The design has 4 sections, as shown in the following screenshot
If you think their design copies the Horizon Inventory dashboard, you’re right! That dashboard was basically the 2.0 of the vSphere inventory dashboards, so now you’re seeing vSphere delivers the 3.0.
They can also navigate to one another. The relationship widget below sports the navigation. Pick an object and then choose the dashboard navigation.
Compute Inventory
Let’s use the Compute Inventory dashboard to represent the 3 dashboards.

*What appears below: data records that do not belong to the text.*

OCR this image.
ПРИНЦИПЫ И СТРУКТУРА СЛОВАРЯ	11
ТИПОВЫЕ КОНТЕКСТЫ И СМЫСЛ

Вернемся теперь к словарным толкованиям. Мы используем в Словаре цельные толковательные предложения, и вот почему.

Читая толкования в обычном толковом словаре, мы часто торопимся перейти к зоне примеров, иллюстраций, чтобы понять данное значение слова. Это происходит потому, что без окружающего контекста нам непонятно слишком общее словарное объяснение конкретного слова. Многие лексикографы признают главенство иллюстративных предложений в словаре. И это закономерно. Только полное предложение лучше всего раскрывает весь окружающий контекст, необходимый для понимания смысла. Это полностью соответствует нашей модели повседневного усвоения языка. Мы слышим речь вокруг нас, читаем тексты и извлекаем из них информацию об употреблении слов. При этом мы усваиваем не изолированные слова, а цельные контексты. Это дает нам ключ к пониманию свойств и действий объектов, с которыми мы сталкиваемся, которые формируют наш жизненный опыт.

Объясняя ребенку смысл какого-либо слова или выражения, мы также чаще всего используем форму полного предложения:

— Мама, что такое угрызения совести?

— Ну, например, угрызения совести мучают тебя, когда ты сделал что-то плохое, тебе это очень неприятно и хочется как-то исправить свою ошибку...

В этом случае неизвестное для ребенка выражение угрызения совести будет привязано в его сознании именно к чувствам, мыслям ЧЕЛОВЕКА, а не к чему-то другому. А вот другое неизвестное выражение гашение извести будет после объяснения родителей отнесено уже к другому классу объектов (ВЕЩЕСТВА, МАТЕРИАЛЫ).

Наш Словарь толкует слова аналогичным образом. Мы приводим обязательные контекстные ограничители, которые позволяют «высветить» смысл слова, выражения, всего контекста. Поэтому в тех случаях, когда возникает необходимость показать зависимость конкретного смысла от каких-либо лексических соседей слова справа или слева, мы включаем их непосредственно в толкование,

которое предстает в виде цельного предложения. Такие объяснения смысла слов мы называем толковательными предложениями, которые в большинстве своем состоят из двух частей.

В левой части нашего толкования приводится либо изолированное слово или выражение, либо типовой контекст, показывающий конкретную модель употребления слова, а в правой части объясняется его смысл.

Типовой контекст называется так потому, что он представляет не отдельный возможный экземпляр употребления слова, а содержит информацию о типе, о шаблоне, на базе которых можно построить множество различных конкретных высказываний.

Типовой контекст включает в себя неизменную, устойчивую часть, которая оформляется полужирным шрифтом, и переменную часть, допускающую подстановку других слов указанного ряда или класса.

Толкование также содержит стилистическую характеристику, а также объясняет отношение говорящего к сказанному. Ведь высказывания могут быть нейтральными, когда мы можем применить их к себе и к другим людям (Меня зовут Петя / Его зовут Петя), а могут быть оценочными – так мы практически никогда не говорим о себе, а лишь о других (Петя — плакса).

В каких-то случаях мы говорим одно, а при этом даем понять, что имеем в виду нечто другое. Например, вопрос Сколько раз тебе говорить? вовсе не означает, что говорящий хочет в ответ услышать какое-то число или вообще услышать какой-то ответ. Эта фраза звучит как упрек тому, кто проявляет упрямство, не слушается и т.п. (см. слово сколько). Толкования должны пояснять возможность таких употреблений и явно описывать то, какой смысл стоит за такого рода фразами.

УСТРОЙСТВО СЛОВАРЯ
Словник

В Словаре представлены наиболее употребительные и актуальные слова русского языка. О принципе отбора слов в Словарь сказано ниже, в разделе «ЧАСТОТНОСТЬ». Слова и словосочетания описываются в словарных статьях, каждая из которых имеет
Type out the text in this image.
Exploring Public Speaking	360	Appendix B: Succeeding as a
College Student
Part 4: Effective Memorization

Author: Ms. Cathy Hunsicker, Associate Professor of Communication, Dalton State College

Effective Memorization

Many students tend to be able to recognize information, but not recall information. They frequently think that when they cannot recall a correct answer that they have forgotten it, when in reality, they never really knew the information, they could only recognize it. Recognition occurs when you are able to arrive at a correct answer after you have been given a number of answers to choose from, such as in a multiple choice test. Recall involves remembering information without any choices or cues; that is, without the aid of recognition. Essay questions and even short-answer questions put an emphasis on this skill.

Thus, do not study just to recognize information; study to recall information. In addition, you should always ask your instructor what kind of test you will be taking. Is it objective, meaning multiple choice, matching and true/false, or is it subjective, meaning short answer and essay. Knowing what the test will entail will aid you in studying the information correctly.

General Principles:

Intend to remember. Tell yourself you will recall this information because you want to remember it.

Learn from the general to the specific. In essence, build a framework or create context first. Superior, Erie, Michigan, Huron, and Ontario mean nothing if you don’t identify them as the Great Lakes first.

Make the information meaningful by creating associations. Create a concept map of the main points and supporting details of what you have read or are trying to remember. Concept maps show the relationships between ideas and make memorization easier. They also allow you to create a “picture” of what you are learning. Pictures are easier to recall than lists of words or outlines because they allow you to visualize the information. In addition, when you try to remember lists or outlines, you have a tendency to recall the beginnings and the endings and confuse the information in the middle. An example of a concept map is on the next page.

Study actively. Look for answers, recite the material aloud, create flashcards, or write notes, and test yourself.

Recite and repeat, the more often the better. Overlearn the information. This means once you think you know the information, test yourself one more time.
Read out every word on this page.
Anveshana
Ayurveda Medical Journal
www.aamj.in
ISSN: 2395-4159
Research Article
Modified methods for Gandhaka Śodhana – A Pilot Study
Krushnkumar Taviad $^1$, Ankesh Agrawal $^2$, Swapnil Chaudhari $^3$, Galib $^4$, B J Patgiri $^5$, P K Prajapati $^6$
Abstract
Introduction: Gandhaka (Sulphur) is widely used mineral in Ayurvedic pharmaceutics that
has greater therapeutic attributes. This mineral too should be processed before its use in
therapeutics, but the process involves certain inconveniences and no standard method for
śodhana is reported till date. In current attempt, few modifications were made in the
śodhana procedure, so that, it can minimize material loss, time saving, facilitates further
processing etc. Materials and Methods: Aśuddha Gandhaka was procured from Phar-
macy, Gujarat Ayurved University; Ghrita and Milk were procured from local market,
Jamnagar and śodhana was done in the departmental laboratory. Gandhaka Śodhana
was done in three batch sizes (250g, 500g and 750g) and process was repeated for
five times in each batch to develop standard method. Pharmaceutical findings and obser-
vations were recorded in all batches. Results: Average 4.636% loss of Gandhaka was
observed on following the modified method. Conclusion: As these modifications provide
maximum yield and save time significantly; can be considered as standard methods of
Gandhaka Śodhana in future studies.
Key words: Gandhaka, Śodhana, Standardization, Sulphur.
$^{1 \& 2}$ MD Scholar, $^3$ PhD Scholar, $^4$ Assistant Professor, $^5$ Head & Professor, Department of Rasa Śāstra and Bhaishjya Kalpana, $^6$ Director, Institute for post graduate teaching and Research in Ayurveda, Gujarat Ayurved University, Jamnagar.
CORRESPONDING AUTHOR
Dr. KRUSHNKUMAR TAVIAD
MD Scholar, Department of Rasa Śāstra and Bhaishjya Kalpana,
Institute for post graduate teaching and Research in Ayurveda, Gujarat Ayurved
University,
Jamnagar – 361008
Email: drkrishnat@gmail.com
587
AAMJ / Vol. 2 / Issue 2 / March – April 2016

The next row is a set of distribution chart. Due to limited space, I’ve provided only 2 charts, focusing on the cluster object. Since this inventory and not configuration, we should focus on the count of members.
The next row is a set of pie charts. Let me know if you have improvements on what the top 3 things you want to be shown as pie charts.
If you have larger screen real estate, add more pie chart for better insight into the type of items you have in your inventory.
Detail Section
The last row is always the lowest level of details, hence a table is chosen. For the compute inventory, we need to cover cluster, ESXi host and resource pools. That’s why you notice 3 tables, one for cluster, one for ESXi and one for resource pools.
I added a navigation from the cluster table into the cluster performance and cluster capacity dashboard.
Customization tip
- A heat map showing clusters in the report scope. Size by the number of ESXi hosts, color by the number of VM. Alternatively, you fix the size and use the VM:Host ratio as the color.
Hardware Integration
In large environment with hundreds of ESXi, it is useful to be able to locate the physical location. To do that, integrate the hardware management with VCF Operations.
Ensure the rack name is unique, as you will use it to create the rack object in VCF Operations.